Generally we favour total return targets as a measure of performance but with a close eye on the income element of returns. This reflects not only the requirement of endowment funds for income, but also the current economic environment where future yield compression and hence capital performance, is likely to be difficult to achieve, and where income is likely to form a significant element of total return performance. One also needs to consider the quality and security of that income. We will seek to agree a realistic target for total returns over a set period following analysis of the portfolio.

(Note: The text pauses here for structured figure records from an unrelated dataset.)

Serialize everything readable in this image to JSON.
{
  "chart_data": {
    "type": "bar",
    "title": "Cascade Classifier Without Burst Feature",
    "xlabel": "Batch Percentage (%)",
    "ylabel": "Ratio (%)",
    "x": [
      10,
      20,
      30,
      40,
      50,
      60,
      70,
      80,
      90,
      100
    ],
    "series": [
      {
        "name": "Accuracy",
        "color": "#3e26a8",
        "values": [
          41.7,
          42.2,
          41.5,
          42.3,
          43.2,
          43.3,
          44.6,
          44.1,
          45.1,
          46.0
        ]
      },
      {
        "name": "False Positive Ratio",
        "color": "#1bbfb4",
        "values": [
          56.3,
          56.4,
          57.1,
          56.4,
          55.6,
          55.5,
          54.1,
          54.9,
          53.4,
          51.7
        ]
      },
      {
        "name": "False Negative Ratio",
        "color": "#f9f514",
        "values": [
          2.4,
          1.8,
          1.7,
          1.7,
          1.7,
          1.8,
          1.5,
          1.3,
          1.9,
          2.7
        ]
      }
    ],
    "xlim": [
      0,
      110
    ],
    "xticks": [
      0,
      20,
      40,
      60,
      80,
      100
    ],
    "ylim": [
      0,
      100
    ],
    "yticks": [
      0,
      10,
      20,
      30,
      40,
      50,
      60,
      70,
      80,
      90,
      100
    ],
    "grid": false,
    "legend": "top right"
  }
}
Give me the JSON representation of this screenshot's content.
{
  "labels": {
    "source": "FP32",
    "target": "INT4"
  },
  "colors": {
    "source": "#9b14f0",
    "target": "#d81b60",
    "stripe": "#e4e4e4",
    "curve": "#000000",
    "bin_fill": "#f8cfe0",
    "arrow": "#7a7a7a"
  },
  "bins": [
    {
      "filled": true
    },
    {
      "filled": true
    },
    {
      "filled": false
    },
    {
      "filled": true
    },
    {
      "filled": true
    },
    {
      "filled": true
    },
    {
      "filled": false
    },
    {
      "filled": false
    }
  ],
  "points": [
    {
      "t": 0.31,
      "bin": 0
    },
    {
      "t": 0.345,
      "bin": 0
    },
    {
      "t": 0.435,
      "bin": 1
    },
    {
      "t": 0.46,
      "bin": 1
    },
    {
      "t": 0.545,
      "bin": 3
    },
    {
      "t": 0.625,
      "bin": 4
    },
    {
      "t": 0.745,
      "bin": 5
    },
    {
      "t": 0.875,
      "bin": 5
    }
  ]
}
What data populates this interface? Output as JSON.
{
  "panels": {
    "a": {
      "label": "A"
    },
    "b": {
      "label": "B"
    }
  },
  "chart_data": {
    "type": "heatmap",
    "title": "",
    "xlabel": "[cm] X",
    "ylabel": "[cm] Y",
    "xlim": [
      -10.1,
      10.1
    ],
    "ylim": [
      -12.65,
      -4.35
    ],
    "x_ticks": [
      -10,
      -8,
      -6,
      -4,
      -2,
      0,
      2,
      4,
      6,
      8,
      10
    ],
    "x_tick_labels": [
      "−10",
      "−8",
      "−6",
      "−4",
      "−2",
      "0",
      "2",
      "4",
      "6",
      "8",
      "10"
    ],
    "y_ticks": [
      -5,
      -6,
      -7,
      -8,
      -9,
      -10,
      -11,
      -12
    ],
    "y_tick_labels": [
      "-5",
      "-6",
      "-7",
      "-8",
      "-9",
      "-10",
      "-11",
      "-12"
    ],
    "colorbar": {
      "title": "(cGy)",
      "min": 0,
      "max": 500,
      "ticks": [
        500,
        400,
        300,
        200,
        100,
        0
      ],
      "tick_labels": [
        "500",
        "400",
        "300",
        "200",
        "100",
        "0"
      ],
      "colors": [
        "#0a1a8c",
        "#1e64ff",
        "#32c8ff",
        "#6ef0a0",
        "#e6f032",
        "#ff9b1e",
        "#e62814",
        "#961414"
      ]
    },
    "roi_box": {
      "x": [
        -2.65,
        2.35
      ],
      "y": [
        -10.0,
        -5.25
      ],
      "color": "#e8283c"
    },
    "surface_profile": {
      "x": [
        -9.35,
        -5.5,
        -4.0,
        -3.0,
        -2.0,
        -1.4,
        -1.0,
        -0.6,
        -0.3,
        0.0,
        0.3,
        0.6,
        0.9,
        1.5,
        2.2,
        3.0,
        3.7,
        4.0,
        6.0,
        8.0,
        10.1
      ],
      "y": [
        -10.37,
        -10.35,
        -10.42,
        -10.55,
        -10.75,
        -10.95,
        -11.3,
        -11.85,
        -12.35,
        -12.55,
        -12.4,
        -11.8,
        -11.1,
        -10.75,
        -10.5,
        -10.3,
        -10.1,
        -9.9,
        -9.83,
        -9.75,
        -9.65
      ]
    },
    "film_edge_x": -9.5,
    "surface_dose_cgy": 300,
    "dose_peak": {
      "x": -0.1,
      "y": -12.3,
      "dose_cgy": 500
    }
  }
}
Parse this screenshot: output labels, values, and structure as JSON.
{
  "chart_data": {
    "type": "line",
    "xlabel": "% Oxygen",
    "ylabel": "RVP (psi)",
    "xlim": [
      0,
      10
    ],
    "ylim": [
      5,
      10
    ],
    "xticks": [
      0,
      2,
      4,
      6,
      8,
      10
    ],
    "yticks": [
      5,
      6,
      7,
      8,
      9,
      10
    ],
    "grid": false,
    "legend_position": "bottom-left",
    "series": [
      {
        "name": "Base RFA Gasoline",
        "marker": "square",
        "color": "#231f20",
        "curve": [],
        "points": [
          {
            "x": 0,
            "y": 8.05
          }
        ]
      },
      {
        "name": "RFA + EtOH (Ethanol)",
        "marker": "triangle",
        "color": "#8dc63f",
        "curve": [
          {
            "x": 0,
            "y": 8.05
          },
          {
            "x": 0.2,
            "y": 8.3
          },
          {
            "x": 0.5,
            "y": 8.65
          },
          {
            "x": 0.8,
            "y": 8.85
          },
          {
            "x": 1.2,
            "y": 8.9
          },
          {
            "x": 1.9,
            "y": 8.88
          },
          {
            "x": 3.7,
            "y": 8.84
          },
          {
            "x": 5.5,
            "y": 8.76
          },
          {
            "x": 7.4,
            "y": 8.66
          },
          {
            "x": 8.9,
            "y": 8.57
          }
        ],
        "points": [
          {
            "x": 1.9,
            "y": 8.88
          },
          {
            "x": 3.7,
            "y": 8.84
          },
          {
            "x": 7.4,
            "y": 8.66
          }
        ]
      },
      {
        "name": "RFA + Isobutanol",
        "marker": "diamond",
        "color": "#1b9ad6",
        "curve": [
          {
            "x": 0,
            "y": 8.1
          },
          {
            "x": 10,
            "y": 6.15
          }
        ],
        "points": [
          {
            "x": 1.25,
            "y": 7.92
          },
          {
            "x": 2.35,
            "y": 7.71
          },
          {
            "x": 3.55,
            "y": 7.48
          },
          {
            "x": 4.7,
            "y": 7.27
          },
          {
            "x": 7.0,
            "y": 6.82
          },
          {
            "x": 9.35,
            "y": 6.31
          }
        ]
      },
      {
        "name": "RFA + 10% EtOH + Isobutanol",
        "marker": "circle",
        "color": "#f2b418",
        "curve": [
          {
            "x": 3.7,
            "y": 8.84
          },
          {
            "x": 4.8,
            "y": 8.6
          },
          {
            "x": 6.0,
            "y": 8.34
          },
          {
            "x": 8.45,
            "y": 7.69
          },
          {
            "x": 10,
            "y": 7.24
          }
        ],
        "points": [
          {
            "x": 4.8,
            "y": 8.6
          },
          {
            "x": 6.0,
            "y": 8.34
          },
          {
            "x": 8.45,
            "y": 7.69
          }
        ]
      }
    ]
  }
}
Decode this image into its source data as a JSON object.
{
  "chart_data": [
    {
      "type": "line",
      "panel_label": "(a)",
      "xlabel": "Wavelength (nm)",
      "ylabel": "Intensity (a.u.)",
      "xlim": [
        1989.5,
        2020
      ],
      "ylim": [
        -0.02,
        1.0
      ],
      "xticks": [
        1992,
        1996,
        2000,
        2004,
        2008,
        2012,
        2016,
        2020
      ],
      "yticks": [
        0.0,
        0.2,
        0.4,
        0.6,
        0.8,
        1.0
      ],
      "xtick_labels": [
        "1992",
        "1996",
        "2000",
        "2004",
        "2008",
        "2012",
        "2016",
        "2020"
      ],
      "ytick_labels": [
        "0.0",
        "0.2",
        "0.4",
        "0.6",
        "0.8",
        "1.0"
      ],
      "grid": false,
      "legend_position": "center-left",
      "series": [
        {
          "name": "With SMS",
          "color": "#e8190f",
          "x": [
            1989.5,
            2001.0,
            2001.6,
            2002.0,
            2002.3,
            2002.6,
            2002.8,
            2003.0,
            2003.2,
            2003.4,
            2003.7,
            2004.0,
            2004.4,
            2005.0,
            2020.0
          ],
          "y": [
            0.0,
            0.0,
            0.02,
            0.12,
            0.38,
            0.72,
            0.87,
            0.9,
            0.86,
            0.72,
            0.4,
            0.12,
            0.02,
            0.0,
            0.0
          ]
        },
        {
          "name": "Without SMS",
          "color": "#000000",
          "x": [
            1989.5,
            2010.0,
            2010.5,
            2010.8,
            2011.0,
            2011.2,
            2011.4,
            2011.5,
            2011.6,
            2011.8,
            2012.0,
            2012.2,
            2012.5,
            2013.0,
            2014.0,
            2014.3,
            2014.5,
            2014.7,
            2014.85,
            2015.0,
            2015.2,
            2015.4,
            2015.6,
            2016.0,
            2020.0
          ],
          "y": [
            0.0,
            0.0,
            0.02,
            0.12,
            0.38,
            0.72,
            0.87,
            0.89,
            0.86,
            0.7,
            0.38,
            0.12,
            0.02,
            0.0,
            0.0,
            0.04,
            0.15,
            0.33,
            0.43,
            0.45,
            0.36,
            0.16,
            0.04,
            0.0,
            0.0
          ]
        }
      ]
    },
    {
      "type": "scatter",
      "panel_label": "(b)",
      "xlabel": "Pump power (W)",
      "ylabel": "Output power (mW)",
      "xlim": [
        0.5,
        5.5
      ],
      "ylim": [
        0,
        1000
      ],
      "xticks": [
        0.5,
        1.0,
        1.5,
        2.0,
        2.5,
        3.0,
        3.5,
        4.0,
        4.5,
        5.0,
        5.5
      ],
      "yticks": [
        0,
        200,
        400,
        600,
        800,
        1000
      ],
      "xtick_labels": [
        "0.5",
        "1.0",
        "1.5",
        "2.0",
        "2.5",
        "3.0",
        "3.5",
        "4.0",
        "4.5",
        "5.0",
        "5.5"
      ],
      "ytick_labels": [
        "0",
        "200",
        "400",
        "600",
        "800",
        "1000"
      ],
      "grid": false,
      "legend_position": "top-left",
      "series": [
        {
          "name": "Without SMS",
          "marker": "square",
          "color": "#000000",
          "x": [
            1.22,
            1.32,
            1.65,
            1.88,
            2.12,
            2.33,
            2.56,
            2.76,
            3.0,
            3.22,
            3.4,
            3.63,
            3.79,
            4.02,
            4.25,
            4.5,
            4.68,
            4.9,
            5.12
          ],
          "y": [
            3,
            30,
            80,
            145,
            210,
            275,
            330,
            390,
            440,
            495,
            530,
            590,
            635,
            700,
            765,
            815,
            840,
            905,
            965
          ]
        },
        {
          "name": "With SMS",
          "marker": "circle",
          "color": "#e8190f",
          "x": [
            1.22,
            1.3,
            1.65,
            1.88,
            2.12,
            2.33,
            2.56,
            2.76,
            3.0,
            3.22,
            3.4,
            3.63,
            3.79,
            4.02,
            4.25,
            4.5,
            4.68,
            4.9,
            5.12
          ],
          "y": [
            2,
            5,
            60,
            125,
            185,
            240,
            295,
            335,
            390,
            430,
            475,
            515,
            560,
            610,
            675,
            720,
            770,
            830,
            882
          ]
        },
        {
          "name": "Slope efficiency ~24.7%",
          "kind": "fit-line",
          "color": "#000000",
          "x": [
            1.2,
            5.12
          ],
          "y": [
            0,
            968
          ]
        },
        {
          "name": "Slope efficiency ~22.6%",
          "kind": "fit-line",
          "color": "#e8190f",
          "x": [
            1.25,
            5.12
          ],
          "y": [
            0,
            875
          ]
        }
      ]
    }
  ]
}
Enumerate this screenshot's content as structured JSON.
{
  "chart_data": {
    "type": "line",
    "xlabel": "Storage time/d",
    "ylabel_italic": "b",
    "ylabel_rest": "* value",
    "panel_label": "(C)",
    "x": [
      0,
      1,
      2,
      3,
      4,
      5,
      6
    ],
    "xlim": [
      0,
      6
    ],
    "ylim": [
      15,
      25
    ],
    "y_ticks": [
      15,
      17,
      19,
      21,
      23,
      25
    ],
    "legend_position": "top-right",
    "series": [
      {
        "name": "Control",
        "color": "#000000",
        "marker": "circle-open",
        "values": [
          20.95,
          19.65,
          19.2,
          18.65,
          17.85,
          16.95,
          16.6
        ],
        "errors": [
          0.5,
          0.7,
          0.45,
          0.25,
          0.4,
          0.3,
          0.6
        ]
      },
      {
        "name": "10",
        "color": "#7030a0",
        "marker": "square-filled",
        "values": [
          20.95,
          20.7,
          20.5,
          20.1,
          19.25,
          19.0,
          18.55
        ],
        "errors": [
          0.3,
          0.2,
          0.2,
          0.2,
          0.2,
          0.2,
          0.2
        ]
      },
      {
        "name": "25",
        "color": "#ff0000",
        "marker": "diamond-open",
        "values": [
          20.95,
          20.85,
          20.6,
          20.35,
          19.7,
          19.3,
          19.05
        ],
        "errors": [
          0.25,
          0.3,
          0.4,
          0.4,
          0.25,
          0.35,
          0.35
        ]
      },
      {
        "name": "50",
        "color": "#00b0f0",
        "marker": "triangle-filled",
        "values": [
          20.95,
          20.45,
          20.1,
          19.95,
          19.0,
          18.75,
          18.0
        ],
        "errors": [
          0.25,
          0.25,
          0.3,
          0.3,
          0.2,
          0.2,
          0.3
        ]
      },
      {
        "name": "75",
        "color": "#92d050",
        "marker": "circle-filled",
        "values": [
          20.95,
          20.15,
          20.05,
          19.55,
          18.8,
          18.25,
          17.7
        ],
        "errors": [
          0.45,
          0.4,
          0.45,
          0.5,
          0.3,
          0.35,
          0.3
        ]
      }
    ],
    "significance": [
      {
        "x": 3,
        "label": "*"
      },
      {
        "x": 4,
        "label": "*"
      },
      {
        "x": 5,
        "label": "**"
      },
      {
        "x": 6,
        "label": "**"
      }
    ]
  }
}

Turning to performance measures, generally we believe the impact of obsessive monitoring is often not fully understood or considered. For example, quarterly measurement of value and returns is now a standard requirement for the majority of funds. This is great news for valuers and MSCI and was driven by the retail funds who sought measurement analysis to assist in fund raising and to support marketing. This results in constant pressure on fund managers not to deviate from the index. Such regular performance measurement methods in our view are not necessary for endowment funds who do not have the same ”marketing requirements’’ and indeed can be a disadvantage, creating short-termism in strategy when a long term approach would be more in line with their objectives. This can be seen with investments such as commercial ground rents or strategic land, which may offer little in terms of short term performance, but provide significant returns over a 10 or 20-year period as reversions / planning comes through in a time frame that is more in line with an endowment’s long term investment horizon.
We find that half yearly or yearly valuations and returns analysis are sufficient for most endowment funds, with a more regular review of income and more beneficial income risk. An annual review of progress in achieving the overall investment strategy is also recommended.